Tevfik Fikret, yaşadığı Aşiyan'ın kanadı kırık, kederli yaralı ve mağrur (gururlu – omurlu) kuşuydu. Aşiyan'da resim yaparak, şiir yazarak zamanını değerlendirdiği bir gün onu görmeye gelen arkadaşları; ülkenin içinde bulunduğu acınası durumu hatırlatarak sitem eder. 'Düşman gemileri sularımızda, askerleri her yerde, padişah tepkisiz, sen, burada şiir yazıyor, resim yapıyorsun!..' onlara şiirle cevap verir. 'Sen zanedermisin ki benim hep elemlerim / Heyhat ben nevaibi eyyam-ı inlerim.' Sen benim burada zevk duyduğumu mu sanıyorsun. Ne yazık ki benim her günüm inlemek, acı duymakla geçiyor, şeklinde yanıtlıyor.
Tevfik Fikret, yenileşme, çağdaşlaşma ve aydınlanma içerikli şiirleriyle Mustafa Kemal Atatürk'e esin kaynağı olmuştur.
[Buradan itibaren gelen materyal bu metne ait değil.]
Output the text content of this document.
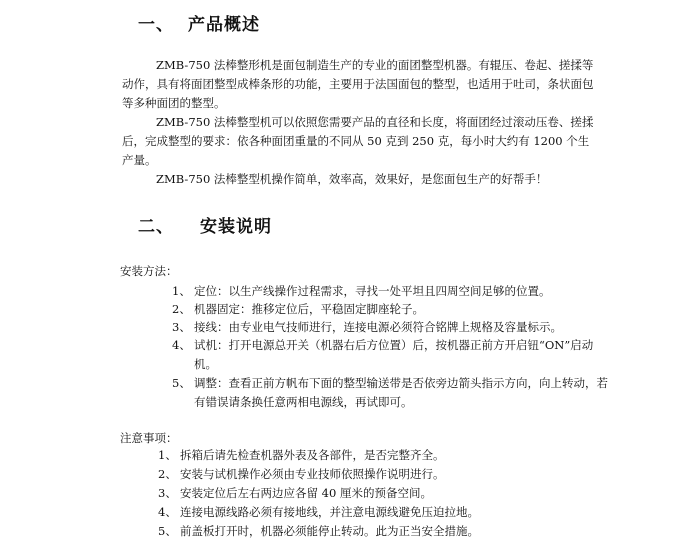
一、 产品概述
ZMB-750 法棒整形机是面包制造生产的专业的面团整型机器。有辊压、卷起、搓揉等动作，具有将面团整型成棒条形的功能，主要用于法国面包的整型，也适用于吐司，条状面包等多种面团的整型。
ZMB-750 法棒整型机可以依照您需要产品的直径和长度，将面团经过滚动压卷、搓揉后，完成整型的要求：依各种面团重量的不同从 50 克到 250 克，每小时大约有 1200 个生产量。
ZMB-750 法棒整型机操作简单，效率高，效果好，是您面包生产的好帮手！
二、 安装说明
安装方法：
1、 定位：以生产线操作过程需求，寻找一处平坦且四周空间足够的位置。
2、 机器固定：推移定位后，平稳固定脚座轮子。
3、 接线：由专业电气技师进行，连接电源必须符合铭牌上规格及容量标示。
4、 试机：打开电源总开关（机器右后方位置）后，按机器正前方开启钮“ON”启动机。
5、 调整：查看正前方帆布下面的整型输送带是否依旁边箭头指示方向，向上转动，若有错误请条换任意两相电源线，再试即可。
注意事项：
1、 拆箱后请先检查机器外表及各部件，是否完整齐全。
2、 安装与试机操作必须由专业技师依照操作说明进行。
3、 安装定位后左右两边应各留 40 厘米的预备空间。
4、 连接电源线路必须有接地线，并注意电源线避免压迫拉地。
5、 前盖板打开时，机器必须能停止转动。此为正当安全措施。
Atatürk, Aşiyan'ı ve müzeyi gezdiğinde anı defterine 'Eğilmeyen bir başın huzur-u maneviyesinde saygıyla eğiliyorum.' diye yazmıştı. Tevfik Fikret, toplumsal açmazları, sorunları, şiirleriyle edebiyatla buluşturmayı başarmıştı. İstibdat döneminin açtığı yaraları şiirleriyle taşlayan bir şairdir. Şiirleriyle, dik duruşuyla, can alıcı kırılma noktasının temsilcisiydi.
Tevfik Fikret, insanın düşünceleri ve akıl gücüyle evreni cennete dönüştürebileceğine inanıyordu. O, insanın üretkenliğinin tanımını ve batıl inançların reddini dizelerinde savunuyordu. 'Promete ve Haluk'un Amentüsü' eserleri Cumhuriyet devrimlerinin kazanımında aydınlanmacı ışık olmuştu. O, yönetimin akılcı bir anlayışla, aydınlık düşünceli olmasını istemişti. Toplumun bağnazlıktan uzak, şekilci bir dinin bağlarının çözümünden yanaydı.
Tevfik Fikret, Sis şiirlerini resimle buluşturur, şiir resim bütünlüğünün öz yapısını doğaya yansıtmayı başarırdı. Tevfik Fikret, Rubab-ı Şikeste (Kırık Saz) şiirlerinin toplamından çok, siyasetle, toplumsal açmazları edebiyatla buluşturmayı başarmıştır. Haluk'un Defteri'nde bir babanın duyarlığını en etkin bir dille anlatmıştır. Şermin adlı eseriyle çocukları da unutmamıştır. Kadına şiddeti de dizelerine taşıyan Tevfik Fikret, şiirlerinde insanlık ümidine geçişi yansıtmaktadır.
Tevfik Fikret, batılılaşmadan yana düşünceleri ile şiirimizde çağdaşlaşmacı ve toplumcu bir soluk olmuştur. Kullandığı dilde yenileşmeye, sadeleşmeye özen göstermesi dikkat çekicidir. O yılların etkisiyle Arapça ve Farsça terkipler ve sözcükler kullandığı da bilinmektedir.
Tevfik Fikret'in kültürel birikimi ve edebi yönelişi yetenekleriyle örtüştüğünde yaratıcı eserler verdiği görülmüştür. Eserlerinin tümünde geçmişten geleceğe ışık tutan görüşler ve düşüncelerin ürünleri olduğu görülmektedir. Yaşadığı süreçte özgürlüklere karşı olan yönetime 'Elbet Sabah Olacaktır.', 'Akıl Tutulması Zamanları' şiirleriyle basının susturulması, özgürlüğün kısıtlanması, meclisin baskı altında tutulması gibi konuları işlemişti. 'Bu mavi gök size acır; usanma sakın / Hayata neş'e güneştir, usanç içinde kişi çürür bizim gibi…/ Siz, ey yarın uzaylıların küçük güneşleri' dizeleri dikkat çekicidir.
İnsana, insan yaşamına, haksızlığa savunucu duruşu, erdemi ve dik duruşuyla örnek bir aydın, ozan, eğitimci ve yayıncı Tevfik Fikret'i saygıyla anıyoruz. Işıklar içerisinde olsun, toplumun aydın önderi.